There is nothing like a national LED conversion program in the U.S. However, many U.S. cities are converting streetlights to LEDs to save millions in energy costs—but it has been slow going. Chicago’s Brainy Lighting Project to substitute 270,000 light fixtures just launched in April and won’t be ended until 2021. In Washington, D.C., 71,000 streetlights may be substituted under the “Streetlight Modernization Project,” but it will only embark in 2018.
A $482 solar panel is installed on a puny, rural grocery store in Sullya Taluk village, India. The proprietor hopes to recoop the costs by saving on kerosene.
Photograph by Scott Eells, Redux
Surging Solar
India’s renewable energy sector is also growing at lightning speed. At the December two thousand fifteen Paris climate conference, Modi astonished many by announcing India would add one hundred sixty gigawatts (GW) of wind and solar by two thousand twenty two to the existing twenty six GW. The U.S. presently has just over one hundred GW in total. One GW can power one hundred million LED lightbulbs used in homes.
“This is an ambitious purpose,” says energy experienced Niklas Höhne, a founder of NewClimate Institute, a European research center. “There is significant momentum and now two Indian states are considering one hundred percent renewable energy, which is remarkable.”
“Green energy is no longer expensive or difficult to build and it is well-suited to our needs,” said Goyal. Given all the benefits, every country should be taking the same path, he said.
India’s solar and wind boom has shoved costs off a cliff, falling from twelve cents a kW/hr to just four cents a kW/hr for solar. This is cheaper than coal. As a result, Goyal hope that no fresh coal power will be needed after 2022. One analysis suggests some of India’s existing coal energy is more expensive to generate than building fresh solar. India may soon end all imports of thermal coal, Goyal believes.
This gains are especially extraordinaire given India’s substantial economic and social challenges, says Höhne.
As for those three hundred million with no access to violet wand, that too is switching. The last household will be connected by 2019, Goyal believes, three years before India’s two thousand twenty two target.
“Prime Minister Modi grew up poor. He knows what it is like to not have electrical power. He is fully committed to making this happen,” Goyal said.
India’s energy revolution may soon convert the country but it is also creating “solutions that other countries across the world can replicate and use to support their own sustainable energy transition,” said Rachel Kyte, CEO for Sustainable Energy for All and Special Representative of the UN Secretary-General.
Driving Electrified
Electrical cars are the next big thing India hopes to leap on. It commissioned a explore on how the country’s entire fleet of vehicles could be one hundred percent electrified powered by 2030. This is not an official government target yet.

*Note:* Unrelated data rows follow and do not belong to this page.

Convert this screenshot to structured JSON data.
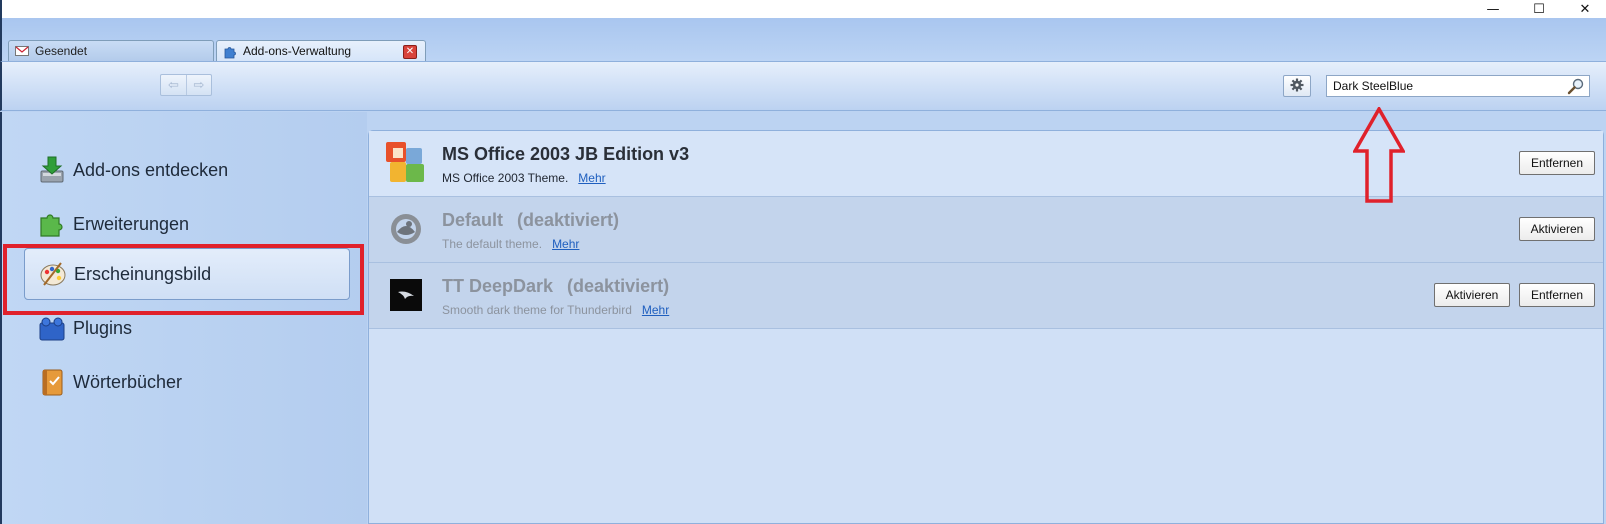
{
  "window": {
    "minimize_glyph": "—",
    "maximize_glyph": "☐",
    "close_glyph": "✕"
  },
  "tabs": [
    {
      "label": "Gesendet",
      "icon": "mail-sent-icon",
      "active": false
    },
    {
      "label": "Add-ons-Verwaltung",
      "icon": "puzzle-icon",
      "active": true
    }
  ],
  "toolbar": {
    "back_glyph": "⇦",
    "forward_glyph": "⇨",
    "tools_icon": "gear-icon",
    "search": {
      "value": "Dark SteelBlue",
      "icon": "search-icon"
    }
  },
  "sidebar": {
    "items": [
      {
        "label": "Add-ons entdecken",
        "icon": "download-icon",
        "selected": false
      },
      {
        "label": "Erweiterungen",
        "icon": "puzzle-icon",
        "selected": false
      },
      {
        "label": "Erscheinungsbild",
        "icon": "palette-icon",
        "selected": true
      },
      {
        "label": "Plugins",
        "icon": "plugin-blocks-icon",
        "selected": false
      },
      {
        "label": "Wörterbücher",
        "icon": "dictionary-icon",
        "selected": false
      }
    ]
  },
  "addons": [
    {
      "name": "MS Office 2003 JB Edition v3",
      "status": "",
      "description": "MS Office 2003 Theme.",
      "more": "Mehr",
      "enabled": true,
      "icon": "ms-office-icon",
      "buttons": [
        "Entfernen"
      ]
    },
    {
      "name": "Default",
      "status": "(deaktiviert)",
      "description": "The default theme.",
      "more": "Mehr",
      "enabled": false,
      "icon": "thunderbird-icon",
      "buttons": [
        "Aktivieren"
      ]
    },
    {
      "name": "TT DeepDark",
      "status": "(deaktiviert)",
      "description": "Smooth dark theme for Thunderbird",
      "more": "Mehr",
      "enabled": false,
      "icon": "deepdark-icon",
      "buttons": [
        "Aktivieren",
        "Entfernen"
      ]
    }
  ],
  "annotations": {
    "highlight_color": "#e0212b",
    "arrow_color": "#e0212b"
  }
}
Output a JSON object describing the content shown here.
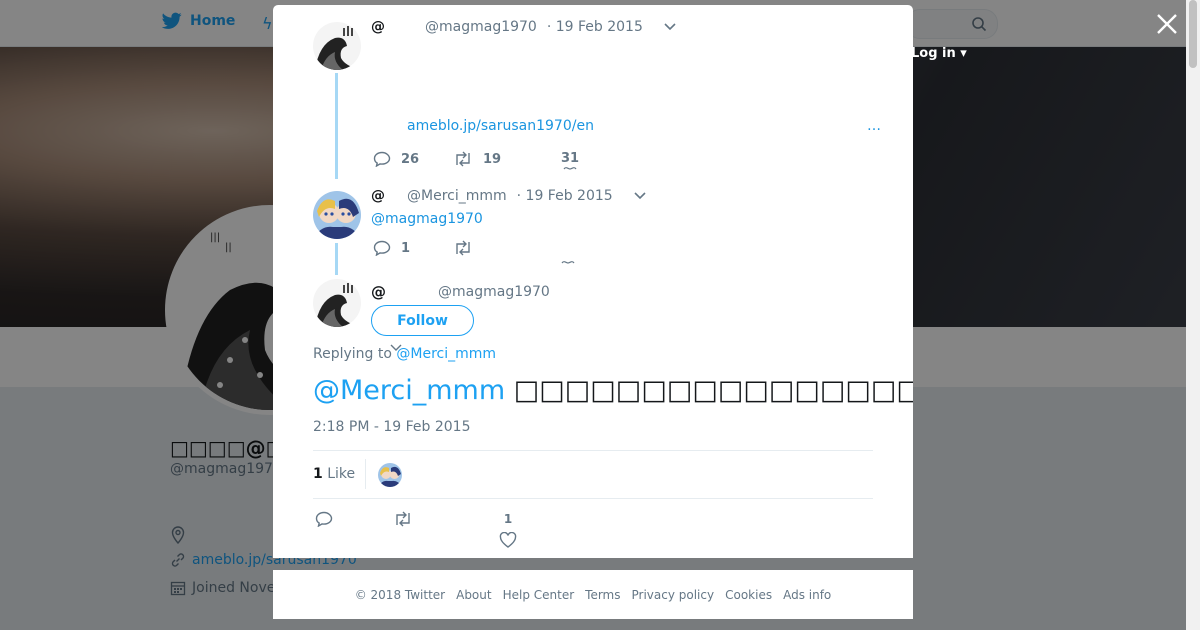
{
  "topbar": {
    "home_label": "Home",
    "login_label": "Log in"
  },
  "profile": {
    "name": "□□□□@□□□",
    "handle": "@magmag197",
    "website": "ameblo.jp/sarusan1970",
    "joined": "Joined Nove"
  },
  "thread": [
    {
      "name": "@",
      "handle": "@magmag1970",
      "date": "· 19 Feb 2015",
      "link": "ameblo.jp/sarusan1970/en",
      "ellipsis": "…",
      "replies": "26",
      "retweets": "19",
      "likes": "31"
    },
    {
      "name": "@",
      "handle": "@Merci_mmm",
      "date": "· 19 Feb 2015",
      "mention": "@magmag1970",
      "replies": "1"
    }
  ],
  "main_tweet": {
    "name": "@",
    "handle": "@magmag1970",
    "follow_label": "Follow",
    "replying_prefix": "Replying to",
    "replying_user": "@Merci_mmm",
    "mention": "@Merci_mmm",
    "text": "□□□□□□□□□□□□□□□□□□□□□□□□□□□□□□□□□□□□□□",
    "timestamp": "2:18 PM - 19 Feb 2015",
    "like_count": "1",
    "like_label": "Like",
    "action_like_count": "1"
  },
  "footer": {
    "links": [
      "© 2018 Twitter",
      "About",
      "Help Center",
      "Terms",
      "Privacy policy",
      "Cookies",
      "Ads info"
    ]
  },
  "colors": {
    "accent": "#1da1f2",
    "thread_line": "#a6d8f5",
    "text_secondary": "#657786"
  },
  "icons": [
    "twitter-bird-icon",
    "search-icon",
    "close-icon",
    "chevron-down-icon",
    "reply-icon",
    "retweet-icon",
    "heart-icon",
    "location-icon",
    "link-icon",
    "calendar-icon"
  ]
}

But by that date, Goyal believes electrified cars will be the only vehicles sold because of low operating costs, little maintenance or repairs needed, along with a long life. The batteries will also work very well with solar and wind as energy storage devices. No subsidies will be needed, he said, since India already taxes gasoline at about the world average—50 percent higher than the U.S. does.
“We are doing all of this even if no one else is. We have a big role to play in the fight against climate switch,” Goyal said.